Tumbuh kembang mereka, seperti ketika belajar berbicara dan mengenderai sepeda, dicatat dengan baik dalam bentuk rekaman audio video, serta catatan ilmiah.

Claire Kellman, ibu angkat dari David Kellman, mengaku telah mencium sesuatu yang janggal sejak lama.

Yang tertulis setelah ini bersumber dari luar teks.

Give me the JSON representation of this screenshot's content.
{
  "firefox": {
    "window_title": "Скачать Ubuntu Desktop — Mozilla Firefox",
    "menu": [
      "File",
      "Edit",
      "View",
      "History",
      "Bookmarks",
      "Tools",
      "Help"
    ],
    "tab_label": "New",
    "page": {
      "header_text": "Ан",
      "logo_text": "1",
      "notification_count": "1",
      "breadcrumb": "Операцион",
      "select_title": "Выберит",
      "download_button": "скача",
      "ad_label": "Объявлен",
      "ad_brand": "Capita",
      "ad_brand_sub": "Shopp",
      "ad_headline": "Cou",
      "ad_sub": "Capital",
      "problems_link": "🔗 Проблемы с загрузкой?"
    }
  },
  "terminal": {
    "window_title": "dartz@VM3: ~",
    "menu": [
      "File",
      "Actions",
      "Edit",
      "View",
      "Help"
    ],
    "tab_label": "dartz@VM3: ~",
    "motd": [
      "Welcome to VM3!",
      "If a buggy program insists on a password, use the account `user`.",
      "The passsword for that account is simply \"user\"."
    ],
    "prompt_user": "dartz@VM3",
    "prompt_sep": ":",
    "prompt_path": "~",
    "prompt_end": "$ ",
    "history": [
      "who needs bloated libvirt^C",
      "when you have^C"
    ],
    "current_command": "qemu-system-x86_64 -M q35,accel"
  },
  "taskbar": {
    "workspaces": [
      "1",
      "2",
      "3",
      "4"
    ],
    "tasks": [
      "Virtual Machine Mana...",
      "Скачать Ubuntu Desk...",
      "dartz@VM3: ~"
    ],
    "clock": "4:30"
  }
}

"Saya ingat, David kecil pernah tiba-tiba berkata bahwa dia memiliki saudara laki-laki, ketika bangun tidur," ujar Claire.

"Dia juga sering berkata dia memiliki teman imajinasi yang memiliki wajah serupa, hingga sempat membuat saya berpikir ia diganggu oleh makhluk halus," lanjutnya.

Saat ketiganya bertemu untuk pertama kali, masing-masing keluarga merasa khawatir akan status hukum mereka. Namun ketiganya kemudian memilih tetap mempertahankan orangtua angkatnya masing-masing, meskipun memilih untuk tidak lagi tinggal bersama.

Ketiganya kemudian melanjutkan pendidikan tinggi di tempat yang sama, dan tinggal dalam satu atap. Mereka juga sempat membuka restoran di kawasan Queens, New York, dengan nama Triplets

Meskipun mengaku bahagia ketika kembali bersatu, ketiganya justru tidak bisa menghindari berbagai konflik psikologis yang mendera. Bahkan, Eddy sampai bunuh diri di usia 33 karena depresi yang tidak beralasan.

Hingga pada akhirnya Robert dan David menemukan fakta, bahwa kemungkinan besar Eddy mewarisi masalah gangguan mental dari ibu kandungnya.

Kini keduanya berusia 56 tahun, dan hidup di New York, bertahan menghadapi masalah psikologi yang kerap menghampiri, seperti halusinasi dan kecemasan tanpa sebab.

Keduanya menolak disebut sebagai "partisipan" eksperimen sosial, melainkan menggangapnya sebagai "korban".